Light-induced, spatiotemporal control of protein in the developing embryo of the sea urchin

Differential protein regulation is a critical biological process that regulates cellular activity and controls cell fate determination. It is especially important during early embryogenesis when post-transcriptional events predominate differential fate specification in many organisms. Light-induced approaches have been a powerful technology to interrogate protein functions with temporal and spatial precision, even at subcellular levels within a cell by controlling laser irradiation on the confocal microscope. However, application and efficacy of these tools need to be tested for each model system or for the cell type of interest because of the complex nature of each system. Here, we introduce two types of light-induced approaches to track and control proteins at a subcellular level in the developing embryo of the sea urchin.
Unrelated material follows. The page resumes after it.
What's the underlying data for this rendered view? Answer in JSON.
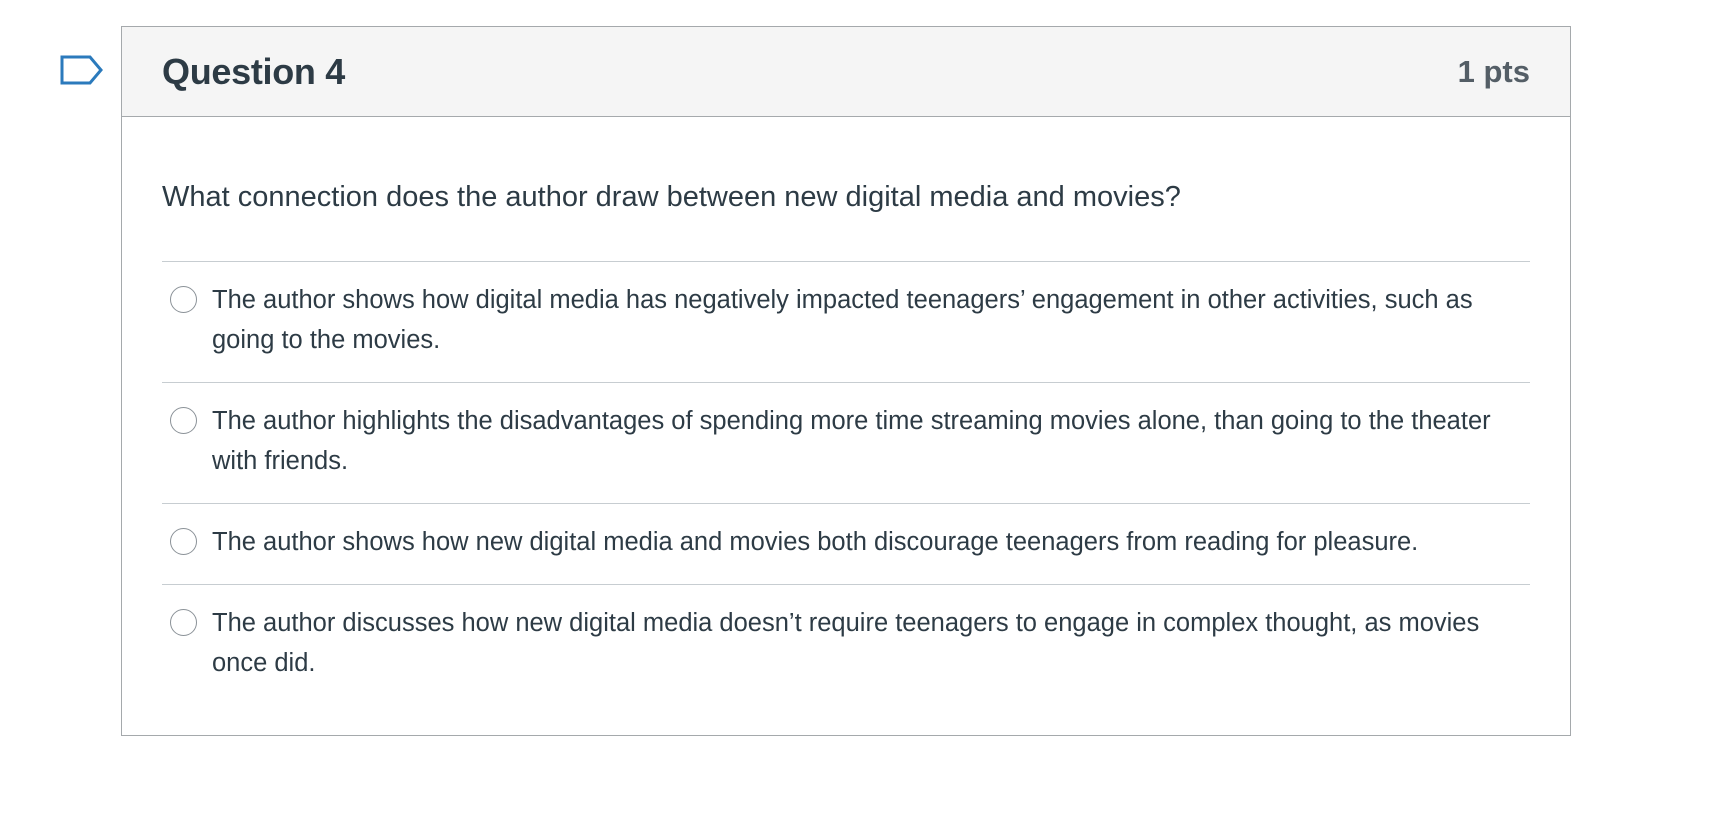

We found that the photoconvertible fluorescent protein, Kaede, is highly efficient to distinguish pre-existing and newly synthesized proteins with no apparent phototoxicity, even with interrogating proteins associated with mitotic spindle. Further, chromophore-assisted light inactivation (CALI) using miniSOG successfully inactivated proteins of interest at the vegetal cortex and selectively delayed or inhibited asymmetric cell division. Overall, these light-induced approaches serve as additional molecular tools to identify protein activity, not only in each cell lineage but also at a subcellular level in developing embryos.